[Math] Sparse approximation of the inverse of a sparse matrix

approximation-algorithmsmatricesna.numerical-analysisnonlinear optimizationnumerical linear algebra

Is it possible to approximate an inverse of a sparse matrix with a sparse matrix?
The problem comes up in numerical non-linear quasi-Newton optimization: given a sparse Hessian a good starting point for L-BFGS would be a sparse approximation of the Hessian's inverse, with the emphasis on sparsity of the matrix rather than the accuracy of approximation.

EDIT 1: Given Noam's counterexample, an approximation doesn't seem possible. However, the end practical purpose of an approximate sparse inverse is not as much its sparsity as the ability to represent the inverse matrix in a compact manner that won't require N^2 elements. There are matrices other than sparse ones that have this property: for example, Toeplitz matrices are representable with O(N) elements. Thus the follow-up question: is it generally possible to find an approximation of a sparse matrix that would also be presentable by O(N) elements?

EDIT 2: The problem should have been stated for symmetric matrices: it appeared from an attempt to invert a sparse Hessian, and Hessian is symmetric. Moreover, in many applied problems with a proper choice of coordinates the magnitude of mixed derivatives is known never to exceed the magnitude of the 2nd derivatives over the same variable. Thus the question should be augmented with these restrictions on the input matrix:

  1. Aij = Aji

  2. For any i,j |Aij| <= |Aii|

EDIT 3: Forgetting about the 2nd condition in EDIT 2, it is too specialized to the particular problem, and doesn't belong her. Let me rephrase based only on the 1st condition, that the matrix is symmetric (which is enough to disqualify the wonderful non-diagonal JNF example by Noam).

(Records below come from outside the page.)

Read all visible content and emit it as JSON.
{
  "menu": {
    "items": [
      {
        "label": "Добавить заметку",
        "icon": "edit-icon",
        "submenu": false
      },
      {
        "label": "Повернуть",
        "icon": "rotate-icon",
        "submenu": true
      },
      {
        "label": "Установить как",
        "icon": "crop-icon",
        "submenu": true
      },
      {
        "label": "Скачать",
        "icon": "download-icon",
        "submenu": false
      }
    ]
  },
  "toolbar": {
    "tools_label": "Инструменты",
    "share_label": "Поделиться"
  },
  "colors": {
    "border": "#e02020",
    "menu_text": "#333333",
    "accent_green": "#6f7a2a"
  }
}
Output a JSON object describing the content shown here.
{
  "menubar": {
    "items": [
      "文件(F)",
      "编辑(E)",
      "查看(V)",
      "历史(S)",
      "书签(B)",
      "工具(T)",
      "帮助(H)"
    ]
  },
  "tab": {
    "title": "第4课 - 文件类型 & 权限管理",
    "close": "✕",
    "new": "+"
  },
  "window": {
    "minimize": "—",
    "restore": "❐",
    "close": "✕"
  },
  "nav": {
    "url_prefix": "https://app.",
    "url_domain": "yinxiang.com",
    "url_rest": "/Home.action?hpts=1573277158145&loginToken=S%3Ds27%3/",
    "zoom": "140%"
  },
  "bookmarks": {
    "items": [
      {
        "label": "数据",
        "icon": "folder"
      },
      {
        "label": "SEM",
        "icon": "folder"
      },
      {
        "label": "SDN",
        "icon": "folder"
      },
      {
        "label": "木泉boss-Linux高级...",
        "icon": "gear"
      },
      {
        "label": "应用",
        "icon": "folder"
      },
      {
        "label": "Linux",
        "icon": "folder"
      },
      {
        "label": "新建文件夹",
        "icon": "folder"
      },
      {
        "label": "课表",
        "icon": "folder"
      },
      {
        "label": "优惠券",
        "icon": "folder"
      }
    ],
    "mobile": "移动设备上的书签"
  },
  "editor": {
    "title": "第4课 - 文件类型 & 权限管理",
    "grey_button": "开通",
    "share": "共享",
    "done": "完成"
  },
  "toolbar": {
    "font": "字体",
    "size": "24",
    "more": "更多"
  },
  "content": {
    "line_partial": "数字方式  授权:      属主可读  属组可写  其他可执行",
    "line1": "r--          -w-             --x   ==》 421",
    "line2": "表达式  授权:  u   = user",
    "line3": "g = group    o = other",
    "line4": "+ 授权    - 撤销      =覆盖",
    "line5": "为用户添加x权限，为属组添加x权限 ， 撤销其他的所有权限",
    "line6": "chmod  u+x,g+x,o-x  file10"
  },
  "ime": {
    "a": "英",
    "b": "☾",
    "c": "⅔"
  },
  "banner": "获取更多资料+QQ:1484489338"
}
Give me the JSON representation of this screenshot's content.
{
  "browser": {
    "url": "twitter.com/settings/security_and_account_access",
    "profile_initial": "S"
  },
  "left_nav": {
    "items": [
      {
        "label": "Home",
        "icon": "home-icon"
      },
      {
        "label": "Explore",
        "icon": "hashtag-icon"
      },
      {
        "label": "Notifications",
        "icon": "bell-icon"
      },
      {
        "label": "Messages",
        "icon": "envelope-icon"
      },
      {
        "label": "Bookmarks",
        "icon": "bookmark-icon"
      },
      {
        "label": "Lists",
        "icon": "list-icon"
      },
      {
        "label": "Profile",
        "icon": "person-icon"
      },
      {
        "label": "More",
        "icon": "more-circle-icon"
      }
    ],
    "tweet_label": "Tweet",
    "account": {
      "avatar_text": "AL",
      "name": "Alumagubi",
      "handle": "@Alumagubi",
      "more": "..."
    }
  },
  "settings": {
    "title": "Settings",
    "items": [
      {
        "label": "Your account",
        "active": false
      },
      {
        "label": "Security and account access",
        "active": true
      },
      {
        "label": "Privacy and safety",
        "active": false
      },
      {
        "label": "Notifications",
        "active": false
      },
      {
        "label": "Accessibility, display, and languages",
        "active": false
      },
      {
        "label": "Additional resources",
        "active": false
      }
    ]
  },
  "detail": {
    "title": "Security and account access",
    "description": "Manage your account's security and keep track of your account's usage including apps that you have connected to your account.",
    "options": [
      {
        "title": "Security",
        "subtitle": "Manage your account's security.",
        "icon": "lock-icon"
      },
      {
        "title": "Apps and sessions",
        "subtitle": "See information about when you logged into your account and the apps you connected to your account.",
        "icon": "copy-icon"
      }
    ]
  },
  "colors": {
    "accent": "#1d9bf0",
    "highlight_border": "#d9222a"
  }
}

Given that the matrix is symmetric it could be diagonalized by applying orthogonal transformations. Diagonal form is, of course, invertible in O(N) into another diagonal matrix. In order to get to the original basis we would need to inverse the diagonalization transformation by applying the transition of the matrix that performed the diagonalization of the original matrix. Intuitively, the inverse orthogonal transformation would then spread the inverse diagonal matrix over the same positions where the non-zeros of the original matrix came from when it was being diagonalized. Since the original matrix was sparse it would seem that the inverse one would too.

What's wrong with this argument?

Best Answer

Not in general. An explicit and elementary counterexample is the sparse triangular matrix with $1$'s on the diagonal and $-1$'s just above it: the inverse is the triangular matrix with every entry on or above the diagonal equal $1$.